Here’s what she said (I’m paraphrasing, obviously, since this was 10+ years ago): The fairies were having an Olympic Games, and since Heidi wasn’t able to come (because of her early bedtime), they figured out a way to send her the results. They would send fireflies up into the sky. But, fireflies could only turn on or off, so we made up a code. Each fairy had her own sequence of four or five ones and zeros, which represented the fireflies being on or off. Sounding familiar to anyone? I didn’t know it then, but she was giving me an early foundation of binary, and it made learning it the other times people randomly decided to teach me much easier.

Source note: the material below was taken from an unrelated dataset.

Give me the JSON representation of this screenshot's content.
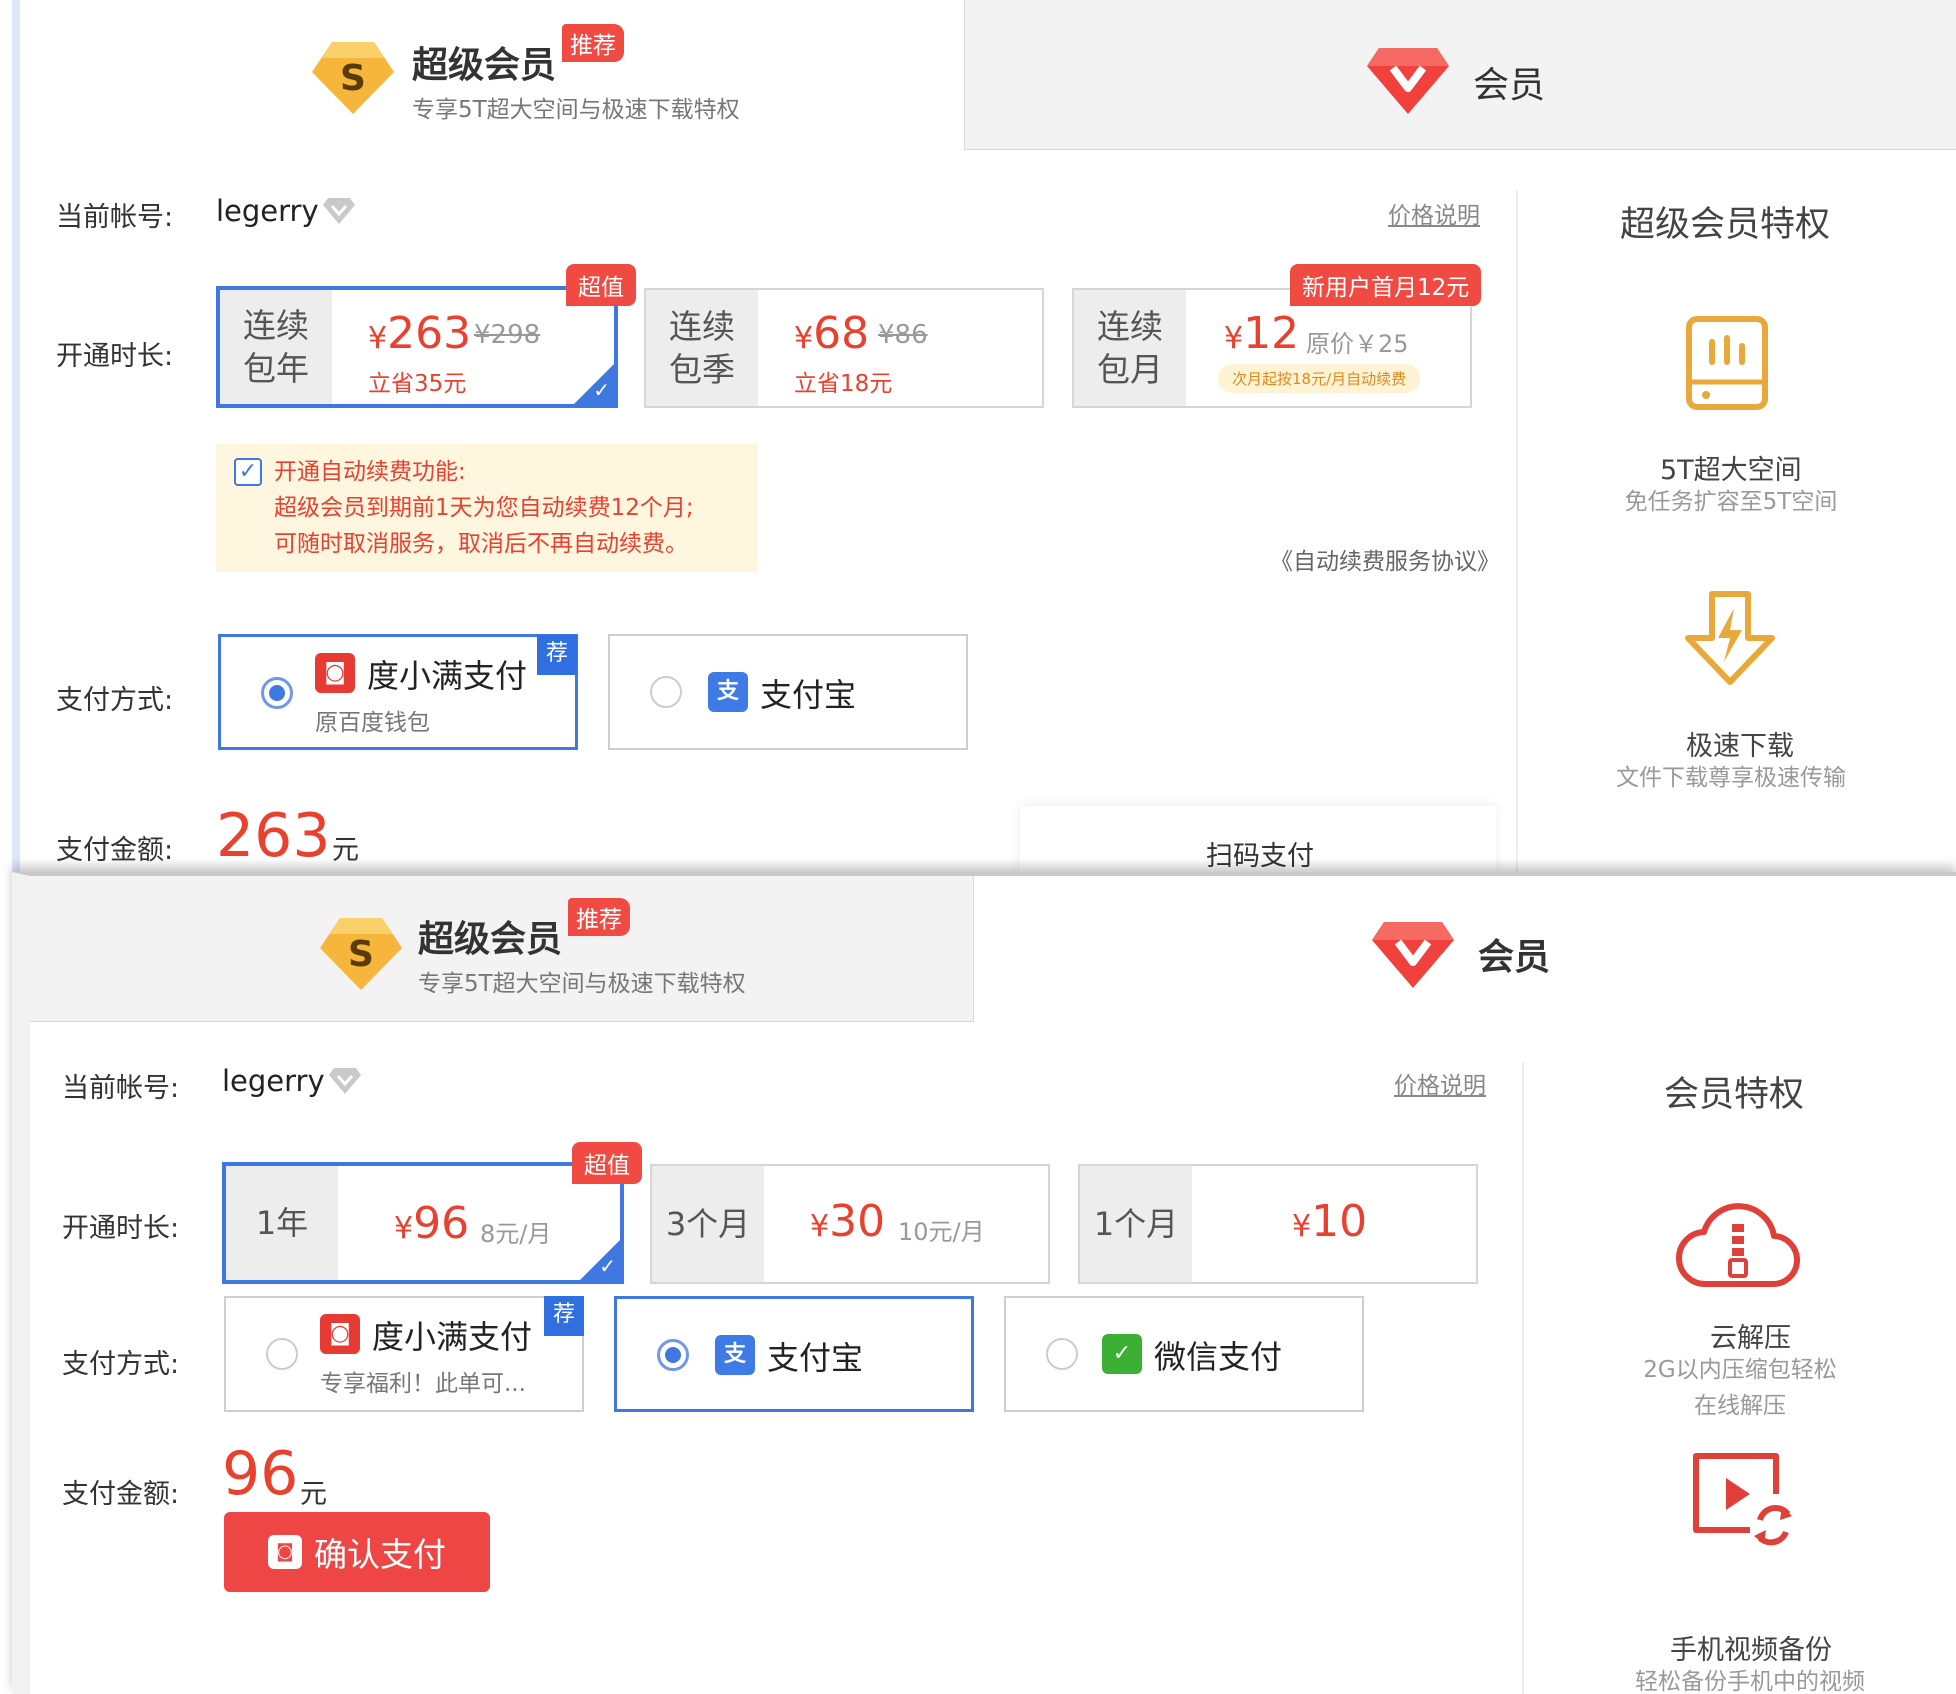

My mom is the queen of passive conflict resolution. Whenever something happened, she would sit down with her blue notebook dubbed the Incident Report Log and talk to both sides. She had some rules and she followed them, like ‘Talk to me, not the defendant’ and ‘One person at a time’. She figures out the general timeline of events from the prosecutor, then fills in the missed details using the testimonies of the defendant and other witnesses. But then, something special happens. She finds out the emotions behind the problems and asks questions such as ‘How do you think Peter felt when you yelled at him?’ or ‘How do you think Heidi felt when you took her drawing and used it to wipe your seat?’ Then, and only then, would she state a verdict and fine, punish, assign community service, etc.

No one likes leftovers. Who wants to eat the sloppy, reheated goop that was too terrible to eat the day before? Me! My mom made eating leftovers a holiday! Here’s how it went: She went around, asking everyone for four numbers from 1-10. Each number meant a certain food, and ten minutes later we were served up a plate with four random foods on it. Then, she wrote up a chart, with names on one side and foods received on the other side. We’d go through and figure out what food was what number, and then order whatever we wanted. End results: leftovers eaten, children thinking, and a very impressive chart on the kitchen whiteboard. She always goes above and beyond, way past anything reasonable. When anything happens, she jumps in with two feet, and turns it into something to remember. She makes learning seem fun and important, and provides support and encouragement on every side. She makes normal days and normal experiences adventures.

Peter

When the pandemic hit, she instantly picked up school by launching operation starbase. This was her first attempt at PBL, where all the kids were simulating traveling from earth to the moon, creating a base and surviving with just the resources on the moon and a few that were from earth. This was effective because we later made a short movie about the whole ordeal.

Later on, she tried her most revolutionary breakthrough; Economics. We each were set up on minecraft with nothing but a village house and ten emeralds, and we were to transform it into a super society. For the most part, it worked! Everyone knew about economics and investments and all kinds of useful stuff. With her, the real world doesn’t start here. The real world is everywhere.

Another useful skill includes the ability to form children into systems. Many currently existing ones include a rotating table-cleaning job chart, saturday chores, each child having a cleaning zone, and organized times in the day for doing projects, free time, school, school preparations, and so much more.